To start up the profiler, run Parrot with this incantation:

> parrot -Rprofiling

For more information about what to do with it, hop onto the IRC channel and ask around. I haven't used this much myself, but it would be cool to get started.

To prove that we are indeed making things faster, we need benchmarks. Good benchmarks are programs that perform lots of very repetitive work and target a particular Parrot subsystem. We want programs that really exercise Parrot, and can do it in a consistent way. Then, we can use timings on these benchmarks to show whether Parrot's performance is improving or getting worse over time. This is very important.

Ticket Triage

As Coke mentioned in his email, we can't sit back and congratulate ourselves now that RT is empty. We need to focus our attentions now on the growing backlog of tickets in Trac. Some of the issues documented there are very serious and will definitely prevent Parrot from being stable and "production ready" by 2.0.

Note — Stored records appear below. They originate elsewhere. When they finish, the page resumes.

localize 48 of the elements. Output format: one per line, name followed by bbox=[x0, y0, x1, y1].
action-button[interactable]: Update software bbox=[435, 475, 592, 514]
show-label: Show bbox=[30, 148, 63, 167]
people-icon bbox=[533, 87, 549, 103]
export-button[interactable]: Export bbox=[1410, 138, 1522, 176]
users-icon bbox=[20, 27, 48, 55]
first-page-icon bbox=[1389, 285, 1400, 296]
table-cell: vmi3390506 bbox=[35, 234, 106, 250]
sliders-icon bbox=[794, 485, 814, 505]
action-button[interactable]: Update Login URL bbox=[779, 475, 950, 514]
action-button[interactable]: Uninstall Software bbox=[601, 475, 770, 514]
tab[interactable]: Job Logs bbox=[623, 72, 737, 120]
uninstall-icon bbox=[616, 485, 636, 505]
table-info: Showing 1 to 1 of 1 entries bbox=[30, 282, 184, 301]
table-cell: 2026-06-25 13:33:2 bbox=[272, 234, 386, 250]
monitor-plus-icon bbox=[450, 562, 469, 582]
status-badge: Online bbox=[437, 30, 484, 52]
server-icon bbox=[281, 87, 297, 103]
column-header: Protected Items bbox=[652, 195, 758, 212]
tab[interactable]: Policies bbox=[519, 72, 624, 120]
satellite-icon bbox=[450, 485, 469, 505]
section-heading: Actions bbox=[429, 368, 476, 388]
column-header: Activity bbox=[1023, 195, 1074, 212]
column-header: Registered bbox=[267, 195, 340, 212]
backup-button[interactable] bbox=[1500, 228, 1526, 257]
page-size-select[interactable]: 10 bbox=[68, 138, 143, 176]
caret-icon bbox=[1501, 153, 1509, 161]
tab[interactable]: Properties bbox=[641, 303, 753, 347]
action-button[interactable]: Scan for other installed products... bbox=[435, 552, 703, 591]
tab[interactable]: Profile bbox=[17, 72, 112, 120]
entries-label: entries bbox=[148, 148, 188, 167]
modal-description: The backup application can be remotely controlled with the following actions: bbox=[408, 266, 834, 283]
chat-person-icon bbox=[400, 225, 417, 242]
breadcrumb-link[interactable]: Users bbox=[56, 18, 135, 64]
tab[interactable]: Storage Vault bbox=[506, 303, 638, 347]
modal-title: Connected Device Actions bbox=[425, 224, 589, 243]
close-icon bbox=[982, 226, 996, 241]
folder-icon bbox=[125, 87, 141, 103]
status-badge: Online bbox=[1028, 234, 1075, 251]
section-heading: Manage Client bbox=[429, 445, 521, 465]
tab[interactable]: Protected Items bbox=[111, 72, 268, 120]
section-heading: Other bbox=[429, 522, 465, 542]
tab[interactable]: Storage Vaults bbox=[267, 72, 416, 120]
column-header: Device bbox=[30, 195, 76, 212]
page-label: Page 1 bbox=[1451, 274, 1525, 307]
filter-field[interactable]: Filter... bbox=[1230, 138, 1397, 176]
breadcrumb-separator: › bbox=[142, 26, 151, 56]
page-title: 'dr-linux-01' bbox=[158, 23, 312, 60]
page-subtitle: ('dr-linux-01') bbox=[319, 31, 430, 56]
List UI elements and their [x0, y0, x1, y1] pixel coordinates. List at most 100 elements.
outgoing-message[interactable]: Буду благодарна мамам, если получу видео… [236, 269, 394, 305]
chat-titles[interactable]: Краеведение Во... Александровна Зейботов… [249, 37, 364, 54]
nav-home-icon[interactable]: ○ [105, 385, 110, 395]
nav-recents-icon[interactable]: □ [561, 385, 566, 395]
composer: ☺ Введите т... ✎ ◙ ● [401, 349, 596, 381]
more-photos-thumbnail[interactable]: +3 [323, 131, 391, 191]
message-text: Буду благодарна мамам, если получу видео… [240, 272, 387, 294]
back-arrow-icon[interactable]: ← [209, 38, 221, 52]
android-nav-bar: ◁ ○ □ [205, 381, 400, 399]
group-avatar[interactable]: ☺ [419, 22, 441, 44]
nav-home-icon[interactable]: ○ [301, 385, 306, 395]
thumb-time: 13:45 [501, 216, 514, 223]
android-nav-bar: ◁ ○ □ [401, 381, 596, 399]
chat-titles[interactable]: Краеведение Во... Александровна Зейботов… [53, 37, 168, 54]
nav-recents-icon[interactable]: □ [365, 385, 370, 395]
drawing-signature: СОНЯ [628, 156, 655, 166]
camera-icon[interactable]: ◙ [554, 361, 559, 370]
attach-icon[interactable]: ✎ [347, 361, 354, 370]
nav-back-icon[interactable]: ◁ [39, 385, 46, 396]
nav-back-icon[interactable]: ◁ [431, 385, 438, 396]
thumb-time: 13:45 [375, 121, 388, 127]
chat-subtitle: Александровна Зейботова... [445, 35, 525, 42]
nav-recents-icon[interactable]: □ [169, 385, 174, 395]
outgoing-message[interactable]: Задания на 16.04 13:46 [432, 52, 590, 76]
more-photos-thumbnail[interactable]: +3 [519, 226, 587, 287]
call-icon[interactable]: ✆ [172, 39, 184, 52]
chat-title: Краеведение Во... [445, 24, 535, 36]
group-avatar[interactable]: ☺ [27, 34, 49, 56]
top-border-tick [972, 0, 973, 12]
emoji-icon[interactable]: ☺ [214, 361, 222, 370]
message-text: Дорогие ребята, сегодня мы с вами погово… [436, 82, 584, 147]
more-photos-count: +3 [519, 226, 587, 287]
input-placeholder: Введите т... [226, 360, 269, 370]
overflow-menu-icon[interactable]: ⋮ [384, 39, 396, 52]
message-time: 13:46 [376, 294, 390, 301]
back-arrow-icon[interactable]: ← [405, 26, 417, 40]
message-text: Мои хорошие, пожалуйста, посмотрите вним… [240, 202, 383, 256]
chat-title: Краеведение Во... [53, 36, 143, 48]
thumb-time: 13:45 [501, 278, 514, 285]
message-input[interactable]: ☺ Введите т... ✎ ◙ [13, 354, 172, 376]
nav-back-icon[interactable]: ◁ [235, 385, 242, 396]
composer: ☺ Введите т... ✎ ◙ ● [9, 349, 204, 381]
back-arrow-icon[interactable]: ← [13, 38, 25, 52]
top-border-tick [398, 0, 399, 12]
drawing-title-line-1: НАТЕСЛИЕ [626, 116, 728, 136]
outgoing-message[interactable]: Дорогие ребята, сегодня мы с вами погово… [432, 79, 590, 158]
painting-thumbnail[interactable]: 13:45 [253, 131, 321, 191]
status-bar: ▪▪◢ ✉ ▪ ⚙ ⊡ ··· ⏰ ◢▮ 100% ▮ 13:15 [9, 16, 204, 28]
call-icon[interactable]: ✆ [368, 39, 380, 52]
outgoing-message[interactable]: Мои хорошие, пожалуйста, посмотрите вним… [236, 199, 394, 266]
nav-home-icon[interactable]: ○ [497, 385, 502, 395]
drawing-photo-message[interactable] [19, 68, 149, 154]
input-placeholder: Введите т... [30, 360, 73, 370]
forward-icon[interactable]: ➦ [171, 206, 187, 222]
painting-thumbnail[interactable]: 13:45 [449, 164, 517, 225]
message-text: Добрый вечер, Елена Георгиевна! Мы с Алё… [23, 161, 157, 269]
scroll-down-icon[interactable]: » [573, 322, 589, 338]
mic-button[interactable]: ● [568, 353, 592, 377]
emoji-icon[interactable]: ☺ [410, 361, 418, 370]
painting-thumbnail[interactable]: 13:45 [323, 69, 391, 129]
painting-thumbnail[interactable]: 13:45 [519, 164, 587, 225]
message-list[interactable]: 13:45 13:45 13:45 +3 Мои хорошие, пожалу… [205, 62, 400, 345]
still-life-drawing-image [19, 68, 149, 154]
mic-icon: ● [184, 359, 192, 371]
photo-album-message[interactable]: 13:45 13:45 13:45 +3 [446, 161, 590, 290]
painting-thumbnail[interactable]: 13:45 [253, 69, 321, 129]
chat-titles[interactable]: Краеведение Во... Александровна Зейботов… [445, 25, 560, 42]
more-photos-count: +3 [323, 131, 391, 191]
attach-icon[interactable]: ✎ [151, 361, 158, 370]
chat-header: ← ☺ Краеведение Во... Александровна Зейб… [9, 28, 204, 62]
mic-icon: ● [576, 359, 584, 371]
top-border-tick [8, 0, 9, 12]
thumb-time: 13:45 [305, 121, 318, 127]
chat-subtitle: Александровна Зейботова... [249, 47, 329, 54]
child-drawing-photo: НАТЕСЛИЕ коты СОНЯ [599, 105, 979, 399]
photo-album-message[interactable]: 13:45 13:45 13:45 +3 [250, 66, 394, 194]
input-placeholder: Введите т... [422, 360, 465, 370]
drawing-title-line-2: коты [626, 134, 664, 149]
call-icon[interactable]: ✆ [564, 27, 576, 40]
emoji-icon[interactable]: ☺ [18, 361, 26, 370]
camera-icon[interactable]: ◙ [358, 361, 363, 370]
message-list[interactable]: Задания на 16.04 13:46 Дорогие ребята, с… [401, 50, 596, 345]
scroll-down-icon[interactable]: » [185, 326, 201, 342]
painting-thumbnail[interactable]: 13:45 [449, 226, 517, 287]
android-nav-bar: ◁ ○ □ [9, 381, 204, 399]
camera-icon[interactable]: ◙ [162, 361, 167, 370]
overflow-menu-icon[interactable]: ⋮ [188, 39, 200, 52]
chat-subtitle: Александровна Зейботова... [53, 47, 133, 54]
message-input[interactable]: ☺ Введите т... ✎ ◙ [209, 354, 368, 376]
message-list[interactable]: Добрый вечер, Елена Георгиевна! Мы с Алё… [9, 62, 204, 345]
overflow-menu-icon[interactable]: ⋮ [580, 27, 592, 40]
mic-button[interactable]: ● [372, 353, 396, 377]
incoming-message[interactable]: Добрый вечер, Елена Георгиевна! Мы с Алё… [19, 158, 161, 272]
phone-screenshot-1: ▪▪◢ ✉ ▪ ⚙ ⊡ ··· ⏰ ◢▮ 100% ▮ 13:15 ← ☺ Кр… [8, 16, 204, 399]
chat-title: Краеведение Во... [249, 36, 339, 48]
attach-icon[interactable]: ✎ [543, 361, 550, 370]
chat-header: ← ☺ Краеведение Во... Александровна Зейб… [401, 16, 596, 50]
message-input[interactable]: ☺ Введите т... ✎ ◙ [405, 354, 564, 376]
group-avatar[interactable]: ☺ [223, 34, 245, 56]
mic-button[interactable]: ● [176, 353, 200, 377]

As Coke outlined, we need people to go through old tickets and answer a few questions:
  1. Can we reproduce this issue now with Parrot 1.8.0? Many tickets were filed weeks or even months ago, and may have disappeared in the course of normal development
  2. Look at RFC tickets (requests for comments) and weigh in. Do the changes described make sense? Would they be beneficial? Many of these tickets are simply waiting for some kind of discussion before they get closed.
  3. If the ticket involves an HLL, see if you can reproduce the issue using pure-PIR code instead of high-level code. Parrot operates on PIR natively, so Parrot developers are most easily going to be able to fix problems that can be demonstrated in PIR
  4. If you see a ticket with a segfault, sigbus, sigfpu or other system error condition, see if you can provide a backtrace.
  5. If a ticket contains a patch, see if the patch still applies cleanly to trunk. If so, see if the patch fixes the problem.
  6. Add comments or set other information to make sure the ticket stays up-to-date and informative. Even if the information you add is small ("Still a problem!" or "fixed!"), that's still something. If nothing else, make sure the ticket is properly categorized by component, milestone, etc. You'll probably need to create a Trac account (free and easy!) in order to make modifications
  7. Look for duplicates. If two tickets describe the same problem, one of them can go.
  8. If the ticket can be legitimately closed (fixed, no longer a problem, a duplicate, etc) make sure that happens. Hop on IRC or the mailing list and harrass people until it gets closed. It may be a little bit annoying, but it will get results.
Conclusion

I haven't done a Parrot4Newbies post in a while, and I know some people have been looking for ways to get involved. With 2.0 on the horizon testing, profiling, and ticket triaging are all great and incredibly pertinent ways to get involved. And more importantly then just being involved, these are all great ways to help Parrot grow and get ready for the big milestone. So if you are interested in Parrot and have a few spare moments, take a look at some tickets and see what you can accomplish. I can guarantee that anything you get done will be much appreciated.